“Toda la estructura de ascensos es un fraude”, le dice un coronel retirado a Infobae a propósito de los reiterados mensajes que desde el Alto Mando Militar se están emitiendo con relación a la etapa de ascensos en la Fuerza Armada Nacional Bolivariana (FANB). Hace alusión al ministro de Defensa, GJ (Ej) Vladimir Padrino López, destacando que “Padrino es de ese talento sin probidad y retoma el bonito discurso del mérito”.
El oficial hace referencia a lo manifestado recientemente por el titular castrense, porque Padrino en esta oportunidad, a través de un video colgado en sus redes sociales, habló de reconocer méritos y no como lo había venido sosteniendo en años anteriores, de que lo principal era la lealtad.
Destaca el coronel, en conversación con Infobae, que “la Junta de Ascenso normalmente está conformada por oficiales que también están siendo “valorados” por otras Juntas para ascender y van a cumplir la orden para quitar mérito a los que estorban y colocarle mérito a los que van a ser beneficiados, con el barniz de órgano colegiado”.
Resalta que la Exposición de Motivos que justifica la Ley de Ascensos, ordenado en el Artículo 331 de la Constitución, expresa que “la profesión militar es una carrera a dedicación exclusiva con única fuente laboral”, de manera que los jóvenes ingresan a los institutos de formación militar para formarse en “una profesión que solo podrán ejercer con un solo patrono, el Estado venezolano, a través de su Fuerza Armada Nacional”.
Basado en ese mandamiento legal, el oficial destaca que en la profesión castrense “no aplica la modalidad del concepto del libre ejercicio, y se profesa durante un lapso legal de tiempo máximo regido por los principios de disciplina, obediencia y subordinación”, con valores como moral, honor, lealtad, fe militar, que influye en las relaciones interpersonales de sus integrantes “y consolidan la jerarquización y su manifestación más profunda: liderazgo”.

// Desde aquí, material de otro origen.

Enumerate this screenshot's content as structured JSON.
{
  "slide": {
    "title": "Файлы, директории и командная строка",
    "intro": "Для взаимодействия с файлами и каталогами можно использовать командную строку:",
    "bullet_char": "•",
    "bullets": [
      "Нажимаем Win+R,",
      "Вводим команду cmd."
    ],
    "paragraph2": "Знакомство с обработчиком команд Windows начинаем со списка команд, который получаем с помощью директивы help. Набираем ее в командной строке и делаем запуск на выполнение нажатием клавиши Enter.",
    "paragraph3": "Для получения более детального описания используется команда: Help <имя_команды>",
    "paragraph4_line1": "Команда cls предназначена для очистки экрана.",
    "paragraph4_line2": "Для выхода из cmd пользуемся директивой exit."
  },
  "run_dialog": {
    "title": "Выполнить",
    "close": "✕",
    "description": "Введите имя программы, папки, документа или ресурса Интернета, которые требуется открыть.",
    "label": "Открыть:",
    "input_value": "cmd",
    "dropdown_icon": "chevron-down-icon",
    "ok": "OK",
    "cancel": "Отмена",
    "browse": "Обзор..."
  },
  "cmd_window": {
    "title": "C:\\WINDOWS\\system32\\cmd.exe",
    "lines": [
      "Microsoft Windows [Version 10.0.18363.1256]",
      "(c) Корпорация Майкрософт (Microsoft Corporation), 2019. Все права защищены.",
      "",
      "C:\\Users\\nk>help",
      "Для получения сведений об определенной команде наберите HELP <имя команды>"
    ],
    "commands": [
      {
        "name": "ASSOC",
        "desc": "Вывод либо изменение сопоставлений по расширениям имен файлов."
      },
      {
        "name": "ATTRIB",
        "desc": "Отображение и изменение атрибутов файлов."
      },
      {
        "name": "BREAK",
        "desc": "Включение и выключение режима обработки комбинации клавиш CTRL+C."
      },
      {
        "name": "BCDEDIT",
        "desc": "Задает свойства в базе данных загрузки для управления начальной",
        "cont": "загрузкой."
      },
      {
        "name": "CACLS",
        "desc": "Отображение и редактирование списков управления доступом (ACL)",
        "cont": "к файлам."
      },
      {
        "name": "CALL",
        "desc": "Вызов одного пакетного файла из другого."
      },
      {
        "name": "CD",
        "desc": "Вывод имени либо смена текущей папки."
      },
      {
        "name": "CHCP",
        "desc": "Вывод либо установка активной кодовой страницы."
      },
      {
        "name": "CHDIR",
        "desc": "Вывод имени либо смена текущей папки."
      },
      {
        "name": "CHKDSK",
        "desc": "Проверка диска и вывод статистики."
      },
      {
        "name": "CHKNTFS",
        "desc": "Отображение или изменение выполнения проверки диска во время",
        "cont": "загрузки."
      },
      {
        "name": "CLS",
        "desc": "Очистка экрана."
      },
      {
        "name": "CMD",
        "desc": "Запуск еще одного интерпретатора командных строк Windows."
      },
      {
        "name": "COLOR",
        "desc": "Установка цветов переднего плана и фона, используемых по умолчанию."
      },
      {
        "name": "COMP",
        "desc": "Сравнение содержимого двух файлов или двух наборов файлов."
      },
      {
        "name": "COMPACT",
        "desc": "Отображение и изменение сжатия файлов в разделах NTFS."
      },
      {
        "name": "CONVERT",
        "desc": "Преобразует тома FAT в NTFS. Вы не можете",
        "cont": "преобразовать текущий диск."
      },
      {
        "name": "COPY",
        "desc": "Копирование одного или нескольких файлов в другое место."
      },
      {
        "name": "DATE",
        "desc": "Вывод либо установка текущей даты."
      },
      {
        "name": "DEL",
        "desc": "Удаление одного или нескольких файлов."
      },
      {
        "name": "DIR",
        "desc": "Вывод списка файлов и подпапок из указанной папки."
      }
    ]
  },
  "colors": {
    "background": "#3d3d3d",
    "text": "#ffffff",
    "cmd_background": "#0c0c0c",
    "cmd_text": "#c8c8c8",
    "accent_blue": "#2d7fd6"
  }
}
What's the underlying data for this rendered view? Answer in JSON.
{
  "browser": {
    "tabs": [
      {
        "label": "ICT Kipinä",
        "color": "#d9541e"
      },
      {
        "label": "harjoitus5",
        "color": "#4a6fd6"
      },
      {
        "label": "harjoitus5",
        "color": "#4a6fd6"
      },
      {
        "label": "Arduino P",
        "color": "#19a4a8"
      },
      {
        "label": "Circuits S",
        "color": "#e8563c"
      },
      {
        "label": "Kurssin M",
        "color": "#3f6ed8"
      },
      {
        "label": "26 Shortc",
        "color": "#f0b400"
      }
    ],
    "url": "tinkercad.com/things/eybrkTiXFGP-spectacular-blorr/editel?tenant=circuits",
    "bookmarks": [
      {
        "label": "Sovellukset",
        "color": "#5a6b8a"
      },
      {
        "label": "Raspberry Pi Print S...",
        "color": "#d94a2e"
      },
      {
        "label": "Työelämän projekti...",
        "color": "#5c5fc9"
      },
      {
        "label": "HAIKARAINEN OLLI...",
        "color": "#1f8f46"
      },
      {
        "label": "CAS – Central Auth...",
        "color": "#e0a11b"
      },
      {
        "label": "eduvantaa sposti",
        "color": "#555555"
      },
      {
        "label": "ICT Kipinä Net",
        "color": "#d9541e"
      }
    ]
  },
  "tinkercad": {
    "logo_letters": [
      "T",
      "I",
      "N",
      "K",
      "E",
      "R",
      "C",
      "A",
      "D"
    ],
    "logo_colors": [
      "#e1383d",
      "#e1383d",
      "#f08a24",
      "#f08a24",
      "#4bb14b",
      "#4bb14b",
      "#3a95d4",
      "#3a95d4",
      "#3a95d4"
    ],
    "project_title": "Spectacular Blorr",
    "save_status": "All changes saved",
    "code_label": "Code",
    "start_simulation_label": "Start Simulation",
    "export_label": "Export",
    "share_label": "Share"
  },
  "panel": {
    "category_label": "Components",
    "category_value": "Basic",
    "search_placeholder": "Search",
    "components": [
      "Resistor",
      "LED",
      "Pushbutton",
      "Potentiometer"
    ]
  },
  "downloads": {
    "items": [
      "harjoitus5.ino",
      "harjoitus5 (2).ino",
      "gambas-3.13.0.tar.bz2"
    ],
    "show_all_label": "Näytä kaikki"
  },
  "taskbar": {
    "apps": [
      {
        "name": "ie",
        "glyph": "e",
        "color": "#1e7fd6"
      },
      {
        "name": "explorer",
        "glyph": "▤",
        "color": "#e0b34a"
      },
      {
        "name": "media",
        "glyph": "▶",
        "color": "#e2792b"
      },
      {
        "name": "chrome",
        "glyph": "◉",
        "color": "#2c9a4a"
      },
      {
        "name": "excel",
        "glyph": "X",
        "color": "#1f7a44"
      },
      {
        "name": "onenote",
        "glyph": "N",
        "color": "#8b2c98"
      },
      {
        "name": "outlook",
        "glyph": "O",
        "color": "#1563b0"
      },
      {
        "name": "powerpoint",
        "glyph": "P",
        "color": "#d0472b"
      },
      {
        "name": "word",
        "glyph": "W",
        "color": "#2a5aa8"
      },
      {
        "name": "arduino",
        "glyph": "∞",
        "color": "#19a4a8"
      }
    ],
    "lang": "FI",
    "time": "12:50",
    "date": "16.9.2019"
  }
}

Agrega que la condición de profesión militar la otorga la Constitución y legitima su ejercicio dentro de la institución que, al asignarle misiones a cumplir, según artículo 328, “enfatiza sobre una actuación institucional que en ningún caso puede estar al servicio de una parcialidad personal o política, sino exclusiva de toda la nación”.
Por esa razón, dice el oficial, los grados o jerarquías son la base de esa institucionalidad y se apoyan en el principio de que “a mayor grado o jerarquía, corresponde mayor preparación intelectual, profesional, y moral, pues estas sostienen las cualidades requeridas para una posición de autoridad”.
Explica más adelante “que si 20 superiores diferentes califican a 20 subalternos de una misma promoción en diferentes partes de Venezuela, y todos cumplen sin valorar las órdenes impartidas, y se relacionan bien con sus jefes, generalmente éstos le colocan la máxima nota en todos los aspectos de la Hoja de Evaluación; afectando en justa dimensión las naturales diferencias intelectuales, académicas, y éticas que obligatoriamente existen entre ellos”.
“Como numéricamente todos son excelentes, entonces en forma arbitraria a través de Juntas de Ascensos o sin ellas, utilizando factores correctivos arbitrarios, o lo que es peor, afinidades políticas, personales, o las autoridades de turno los diferencian a priori, creando mérito donde no hay y desapareciéndolo donde existe, utilizando entonces los ascensos militares como instrumento de coerción o de recompensas inmerecidas, creando grupos de lealtades cuestionables”.
Para el oficial retirado “la importancia de la jerarquización la convierte en piedra angular alrededor de la cual interactúan la obediencia, la subordinación y la disciplina” que son los pilares fundamentales sobre las que descansará la organización, unidad de mando, moralidad y empleo útil de la institución militar.
Es por ello por lo que considera que “la disciplina, expresada por medio de la subordinación y obediencia voluntaria y consciente del inferior hacia el superior, es la mejor garantía del cumplimiento de la elevada tarea de la institución armada”.
No se da de manera automática, porque para que sea así “el ejercicio del mando en el mundo militar debe orientarse en dos dimensiones inseparables: la legal, que otorga la condición de jefe, y la del reconocimiento auténtico del subalterno”.
Lo que el oficial destaca es que no basta ostentar el cargo, porque el subalterno “en su mundo interior, debe atribuirle al superior condiciones legítimas de autoridad, fuerza y características para ejercer ese mando. Es allí donde se manifiesta el liderazgo”.
La realidad histórica es que los profesionales militares, desde que se inician en la carrera, son exigidos como subalternos y aprenden a ser superiores o jefes con los jefes que van teniendo, explica.